She went to him with a happy smile on her face for she had been waiting a long, long time to hear this summons. With the instinctive genius of the wanton she lured the man to new frenzies of love, taunted him, by a modesty artfully affected, into committing new blissful indignities, glamorous outrages, in which her master tried to stifle the soul as well as the body of his slave and succeeded only in stifling his own. Then she sat naked on the floor before his couch, her hair raveled but her eyes cool, and lighted the lamp and heated the first of the little pellets which were to induce days of passionate stupor. He dozed; he dreamed; the sickly smoke filled the room.

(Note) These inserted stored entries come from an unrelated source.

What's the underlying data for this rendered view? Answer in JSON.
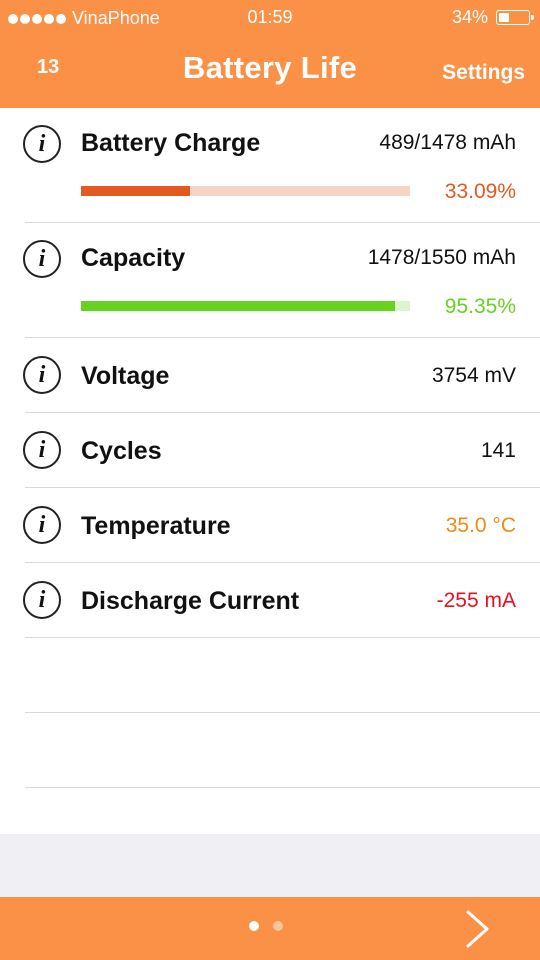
{
  "status_bar": {
    "carrier": "VinaPhone",
    "time": "01:59",
    "battery_percent": "34%",
    "battery_level": 0.34
  },
  "nav": {
    "left": "13",
    "title": "Battery Life",
    "right": "Settings"
  },
  "items": [
    {
      "label": "Battery Charge",
      "value": "489/1478 mAh",
      "percent": "33.09%",
      "fraction": 0.3309,
      "fill_color": "#e25a1f",
      "track_color": "#f6d5c6",
      "percent_color": "#e25a1f"
    },
    {
      "label": "Capacity",
      "value": "1478/1550 mAh",
      "percent": "95.35%",
      "fraction": 0.9535,
      "fill_color": "#66d321",
      "track_color": "#dcf5cc",
      "percent_color": "#66d321"
    },
    {
      "label": "Voltage",
      "value": "3754 mV",
      "value_color": "#111111"
    },
    {
      "label": "Cycles",
      "value": "141",
      "value_color": "#111111"
    },
    {
      "label": "Temperature",
      "value": "35.0 °C",
      "value_color": "#f08a12"
    },
    {
      "label": "Discharge Current",
      "value": "-255 mA",
      "value_color": "#e8101a"
    }
  ],
  "pager": {
    "pages": 2,
    "current": 1,
    "active_color": "#ffffff",
    "inactive_color": "#fcc49b"
  },
  "colors": {
    "accent": "#fa9146",
    "background": "#ffffff",
    "band": "#efeff4"
  },
  "icons": {
    "info": "info-circle-icon",
    "next": "chevron-right-icon"
  }
}
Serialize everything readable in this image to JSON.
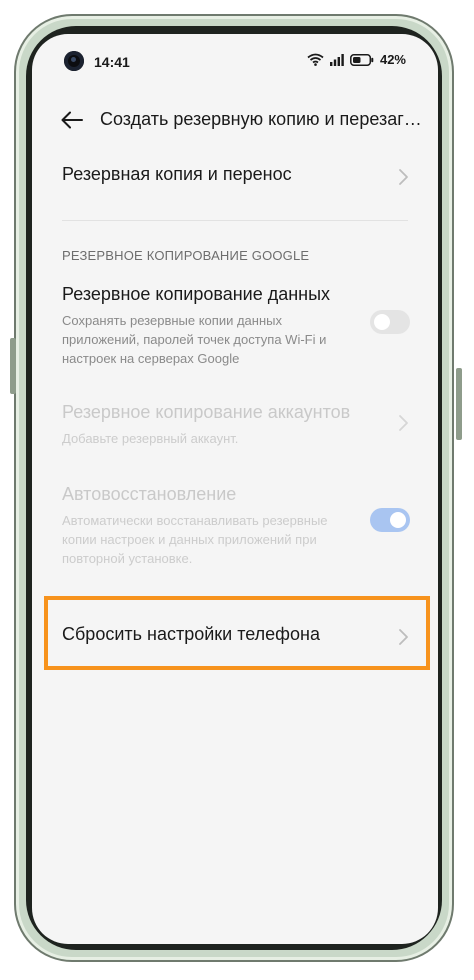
{
  "status_bar": {
    "time": "14:41",
    "battery_percent": "42%",
    "icons": [
      "wifi-icon",
      "signal-icon",
      "battery-icon"
    ]
  },
  "toolbar": {
    "back_icon": "arrow-left-icon",
    "title": "Создать резервную копию и перезагрузить"
  },
  "items": {
    "backup_transfer": {
      "title": "Резервная копия и перенос"
    },
    "google_section": {
      "header": "РЕЗЕРВНОЕ КОПИРОВАНИЕ GOOGLE"
    },
    "data_backup": {
      "title": "Резервное копирование данных",
      "subtitle": "Сохранять резервные копии данных приложений, паролей точек доступа Wi-Fi и настроек на серверах Google",
      "toggle": "off"
    },
    "account_backup": {
      "title": "Резервное копирование аккаунтов",
      "subtitle": "Добавьте резервный аккаунт.",
      "disabled": true
    },
    "auto_restore": {
      "title": "Автовосстановление",
      "subtitle": "Автоматически восстанавливать резервные копии настроек и данных приложений при повторной установке.",
      "toggle": "on",
      "disabled": true
    },
    "reset_phone": {
      "title": "Сбросить настройки телефона"
    }
  },
  "colors": {
    "highlight": "#f7931d",
    "toggle_on_disabled": "#a9c5f1",
    "screen_bg": "#f5f5f5"
  }
}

Kuei-lien picked up her scattered garments. She was still smiling.

CHAPTER XII

For a full week Herrick lived behind closed doors. It was a long devastating bout, and it was a hatefully dull week for Nancy and Edward. Recent liberty made their present confinement wear all the more heavily. Romantic memories of Elizabeth and Helen and David made the lonely children captious and cross with one another. They had no zest for books; the sun kept eternally shining; it called them away to the mountain tops. Edward fumed because he could get no practice with his newly made bow; Nancy sat on the platform above the ravine, musing as to who should rescue her from her boredom, and more and more she wondered who could rescue her from fear. For fear was beating at the gates of her courage.

In this narrow temple of the Western Hills Herrick's absence weighed like sultry heat upon the atmosphere of the household, quieting the tongue of the amah and the vociferous exchanges of the servants. Kuei-lien came and went with the preoccupation of a nurse waiting upon a sick man. But the fact Nancy saw and the fact she despised was that the preoccupation was a happy one. At last, one day Nancy could stand it no more.

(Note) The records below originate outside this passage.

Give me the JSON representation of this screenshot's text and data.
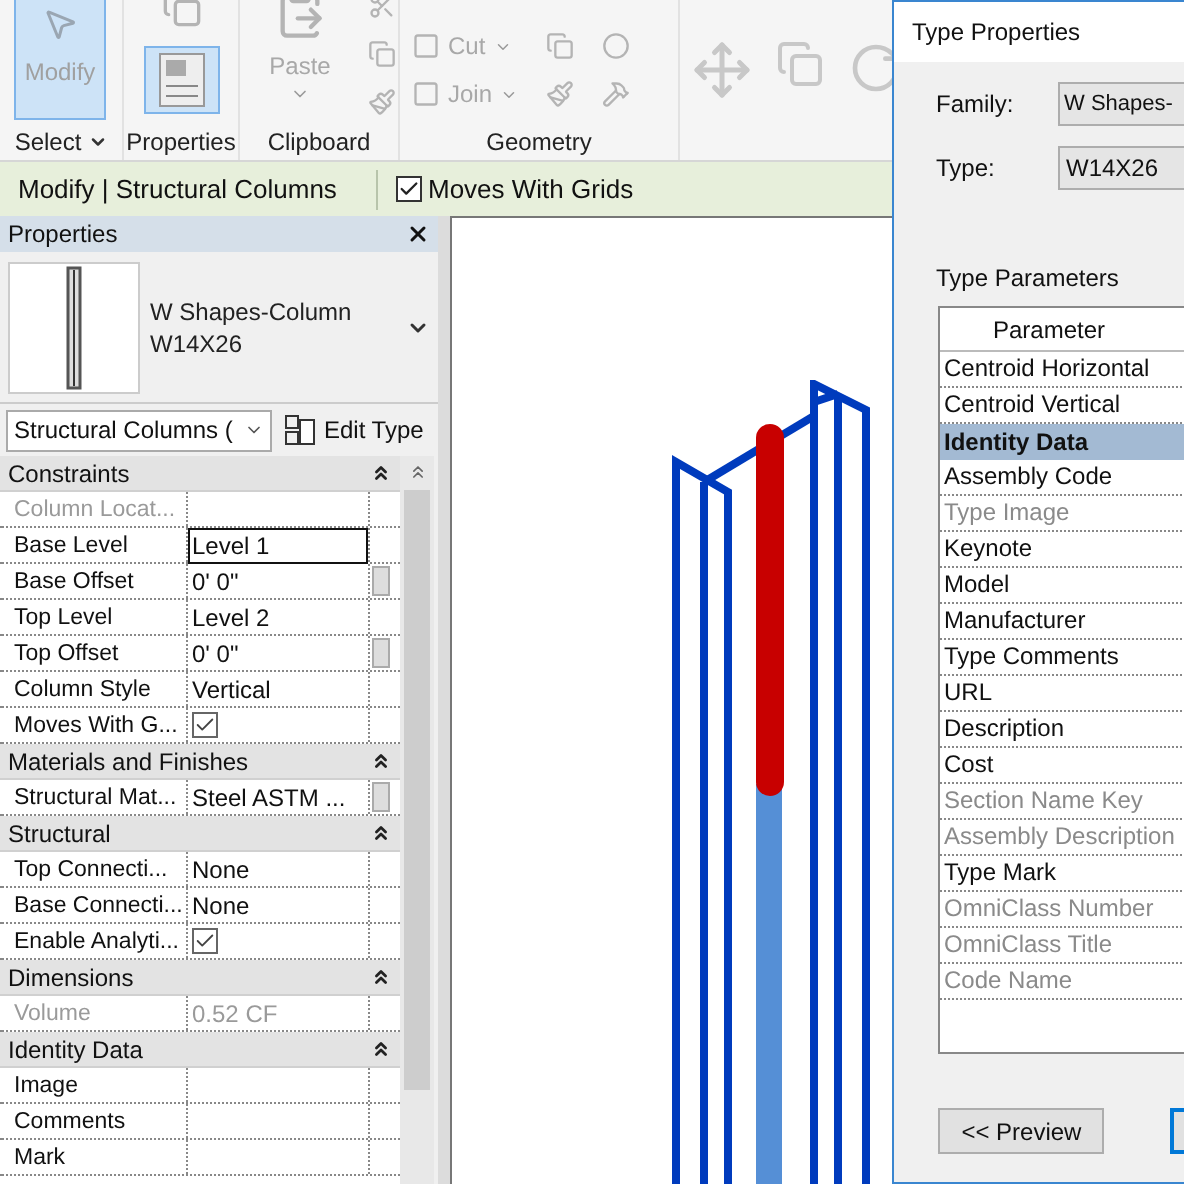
{
  "ribbon": {
    "panels": [
      {
        "kind": "select",
        "label": "Select",
        "has_menu": true,
        "buttons": [
          {
            "label": "Modify",
            "selected": true
          }
        ]
      },
      {
        "kind": "properties",
        "label": "Properties",
        "buttons": [
          {
            "selected": true
          }
        ]
      },
      {
        "kind": "clipboard",
        "label": "Clipboard",
        "buttons": [
          {
            "label": "Paste"
          }
        ]
      },
      {
        "kind": "geometry",
        "label": "Geometry",
        "buttons": [
          {
            "label": "Cut"
          },
          {
            "label": "Join"
          }
        ]
      },
      {
        "kind": "modify"
      }
    ]
  },
  "context_bar": {
    "title": "Modify | Structural Columns",
    "options": [
      {
        "label": "Moves With Grids",
        "checked": true
      }
    ]
  },
  "properties": {
    "title": "Properties",
    "type_name": "W Shapes-Column",
    "type_size": "W14X26",
    "filter": "Structural Columns (",
    "edit_type": "Edit Type",
    "rows": [
      {
        "kind": "group",
        "label": "Constraints",
        "expanded": true
      },
      {
        "kind": "text",
        "label": "Column Locat...",
        "disabled": true
      },
      {
        "kind": "text",
        "label": "Base Level",
        "value": "Level 1",
        "focused": true
      },
      {
        "kind": "text",
        "label": "Base Offset",
        "value": "0'  0\"",
        "button": true
      },
      {
        "kind": "text",
        "label": "Top Level",
        "value": "Level 2"
      },
      {
        "kind": "text",
        "label": "Top Offset",
        "value": "0'  0\"",
        "button": true
      },
      {
        "kind": "text",
        "label": "Column Style",
        "value": "Vertical"
      },
      {
        "kind": "check",
        "label": "Moves With G...",
        "checked": true
      },
      {
        "kind": "group",
        "label": "Materials and Finishes",
        "expanded": true
      },
      {
        "kind": "text",
        "label": "Structural Mat...",
        "value": "Steel ASTM ...",
        "button": true
      },
      {
        "kind": "group",
        "label": "Structural",
        "expanded": true
      },
      {
        "kind": "text",
        "label": "Top Connecti...",
        "value": "None"
      },
      {
        "kind": "text",
        "label": "Base Connecti...",
        "value": "None"
      },
      {
        "kind": "check",
        "label": "Enable Analyti...",
        "checked": true
      },
      {
        "kind": "group",
        "label": "Dimensions",
        "expanded": true
      },
      {
        "kind": "text",
        "label": "Volume",
        "value": "0.52 CF",
        "disabled": true
      },
      {
        "kind": "group",
        "label": "Identity Data",
        "expanded": true
      },
      {
        "kind": "text",
        "label": "Image"
      },
      {
        "kind": "text",
        "label": "Comments"
      },
      {
        "kind": "text",
        "label": "Mark"
      }
    ]
  },
  "type_dialog": {
    "title": "Type Properties",
    "family_label": "Family:",
    "family": "W Shapes-",
    "type_label": "Type:",
    "type": "W14X26",
    "section": "Type Parameters",
    "table": {
      "columns": [
        "Parameter"
      ],
      "rows": [
        {
          "kind": "param",
          "label": "Centroid Horizontal",
          "disabled": false
        },
        {
          "kind": "param",
          "label": "Centroid Vertical",
          "disabled": false
        },
        {
          "kind": "group",
          "label": "Identity Data",
          "selected": true
        },
        {
          "kind": "param",
          "label": "Assembly Code",
          "disabled": false
        },
        {
          "kind": "param",
          "label": "Type Image",
          "disabled": true
        },
        {
          "kind": "param",
          "label": "Keynote",
          "disabled": false
        },
        {
          "kind": "param",
          "label": "Model",
          "disabled": false
        },
        {
          "kind": "param",
          "label": "Manufacturer",
          "disabled": false
        },
        {
          "kind": "param",
          "label": "Type Comments",
          "disabled": false
        },
        {
          "kind": "param",
          "label": "URL",
          "disabled": false
        },
        {
          "kind": "param",
          "label": "Description",
          "disabled": false
        },
        {
          "kind": "param",
          "label": "Cost",
          "disabled": false
        },
        {
          "kind": "param",
          "label": "Section Name Key",
          "disabled": true
        },
        {
          "kind": "param",
          "label": "Assembly Description",
          "disabled": true
        },
        {
          "kind": "param",
          "label": "Type Mark",
          "disabled": false
        },
        {
          "kind": "param",
          "label": "OmniClass Number",
          "disabled": true
        },
        {
          "kind": "param",
          "label": "OmniClass Title",
          "disabled": true
        },
        {
          "kind": "param",
          "label": "Code Name",
          "disabled": true
        }
      ]
    },
    "buttons": [
      "<< Preview"
    ]
  }
}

"I want to see my father," she said.

Kuei-lien looked at her with surprise. The sneer on her lips almost faded before the resolute dignity of the girl. For the first time the all-conquering audacity of the concubine was checked; Kuei-lien began to feel misgivings about this stubborn child, misgivings and a little fear, because she could not meet Nancy's obstinacy with her usual effective mockery.

"I want to see my father," the girl repeated.

"But you can't see him," Kuei-lien said. "He is busy. He would call for you if he wished to see you."